In way 1, writing to global memory is random; While writing to global memory is contiguous in way 2. So, way 2 should be faster than way 1.
But the timing results are similiar. I wonder the reason. It doesn’t make sense. And, I check the PTX code and find all the local variables stored in registers.
But register is fast for access. Anybody who can give me some advice? Thanks very much!
In my opinions I would check two main points below.
The size of processed data, this size may be too small to see the advantages of coherece reading and writing.
Get the counters from CUDA PROFILER, there are many utilize counters to evaluate a cuda program. In this case you should pay attention at incoherence in loading and storing, warp serials (bank conflicts).
good luck. :)
And I use 16 registers per thread and 12352Bytes shared memory per block.

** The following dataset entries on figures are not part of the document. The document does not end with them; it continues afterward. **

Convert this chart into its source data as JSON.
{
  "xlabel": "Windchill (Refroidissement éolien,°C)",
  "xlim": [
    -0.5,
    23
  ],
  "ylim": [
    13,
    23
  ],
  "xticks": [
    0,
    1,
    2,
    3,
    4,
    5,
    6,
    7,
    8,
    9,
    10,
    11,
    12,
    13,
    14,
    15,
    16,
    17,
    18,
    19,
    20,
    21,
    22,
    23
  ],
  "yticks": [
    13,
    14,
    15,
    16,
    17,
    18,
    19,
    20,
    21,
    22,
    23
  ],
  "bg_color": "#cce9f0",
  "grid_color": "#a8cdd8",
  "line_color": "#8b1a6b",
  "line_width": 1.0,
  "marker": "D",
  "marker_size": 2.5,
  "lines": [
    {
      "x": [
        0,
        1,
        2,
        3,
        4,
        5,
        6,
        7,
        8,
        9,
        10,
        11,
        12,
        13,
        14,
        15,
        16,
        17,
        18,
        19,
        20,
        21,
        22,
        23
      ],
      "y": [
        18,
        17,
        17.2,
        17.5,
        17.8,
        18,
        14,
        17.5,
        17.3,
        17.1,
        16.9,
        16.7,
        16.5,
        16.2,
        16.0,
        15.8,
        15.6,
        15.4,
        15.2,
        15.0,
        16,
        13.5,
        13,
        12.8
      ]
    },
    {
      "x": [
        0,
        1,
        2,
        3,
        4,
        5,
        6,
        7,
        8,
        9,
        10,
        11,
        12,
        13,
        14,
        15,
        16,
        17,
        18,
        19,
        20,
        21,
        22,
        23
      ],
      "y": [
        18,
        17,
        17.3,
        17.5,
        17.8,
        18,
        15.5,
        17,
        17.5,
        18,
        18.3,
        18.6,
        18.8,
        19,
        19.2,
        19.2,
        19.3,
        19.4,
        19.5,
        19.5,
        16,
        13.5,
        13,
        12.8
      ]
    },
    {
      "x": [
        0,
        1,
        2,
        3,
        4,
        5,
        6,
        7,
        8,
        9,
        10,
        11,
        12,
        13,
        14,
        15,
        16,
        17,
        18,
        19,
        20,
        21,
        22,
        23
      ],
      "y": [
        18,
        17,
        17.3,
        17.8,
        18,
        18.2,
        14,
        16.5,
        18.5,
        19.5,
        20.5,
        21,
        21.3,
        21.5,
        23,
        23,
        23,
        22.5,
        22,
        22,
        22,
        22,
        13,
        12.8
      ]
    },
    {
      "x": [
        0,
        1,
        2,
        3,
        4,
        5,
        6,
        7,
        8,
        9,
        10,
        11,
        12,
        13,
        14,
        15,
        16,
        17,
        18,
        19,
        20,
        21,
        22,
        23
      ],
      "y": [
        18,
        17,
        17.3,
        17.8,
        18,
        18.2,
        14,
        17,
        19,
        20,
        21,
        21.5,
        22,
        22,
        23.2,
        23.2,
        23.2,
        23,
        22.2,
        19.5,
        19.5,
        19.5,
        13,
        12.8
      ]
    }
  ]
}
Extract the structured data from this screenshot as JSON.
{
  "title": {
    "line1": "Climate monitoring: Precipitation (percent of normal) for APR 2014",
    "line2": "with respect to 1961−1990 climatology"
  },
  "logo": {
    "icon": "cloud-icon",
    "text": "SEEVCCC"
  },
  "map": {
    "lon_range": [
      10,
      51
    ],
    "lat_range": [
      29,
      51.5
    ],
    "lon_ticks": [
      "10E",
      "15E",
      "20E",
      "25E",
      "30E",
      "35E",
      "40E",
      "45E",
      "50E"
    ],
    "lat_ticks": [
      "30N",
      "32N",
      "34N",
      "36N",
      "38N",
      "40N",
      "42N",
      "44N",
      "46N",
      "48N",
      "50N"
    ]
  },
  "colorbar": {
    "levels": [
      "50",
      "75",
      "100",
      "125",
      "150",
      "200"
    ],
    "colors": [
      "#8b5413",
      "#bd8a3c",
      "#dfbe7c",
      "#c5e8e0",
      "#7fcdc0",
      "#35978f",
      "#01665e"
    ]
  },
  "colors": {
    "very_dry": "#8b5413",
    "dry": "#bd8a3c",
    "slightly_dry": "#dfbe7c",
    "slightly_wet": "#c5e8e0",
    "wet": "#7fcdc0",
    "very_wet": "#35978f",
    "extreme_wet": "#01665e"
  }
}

And occupancy is 50%, because the shared mem is more than 8KB.
My GPU is GTX 280.
(Although, every operation has at least a 12 clock latency due to register potential read-after-write access stalls.
This is why we should schedule at least 192 (active) threads per SM. since 16 threads operate in one clock,
so 12*16=192 threads will cover this 12 clock latency. )
But in my case, I have already used 512 thread and 256 active threads per SM. Why I still have a long register latency?
So, for the way1, is it the problem caused by loop while. It makes access glob mem too many times in one thread.
If write to global memory randomly only one time for one thread, I think it should be faster.
Can anyone give me some advice about this? Thanks a lot!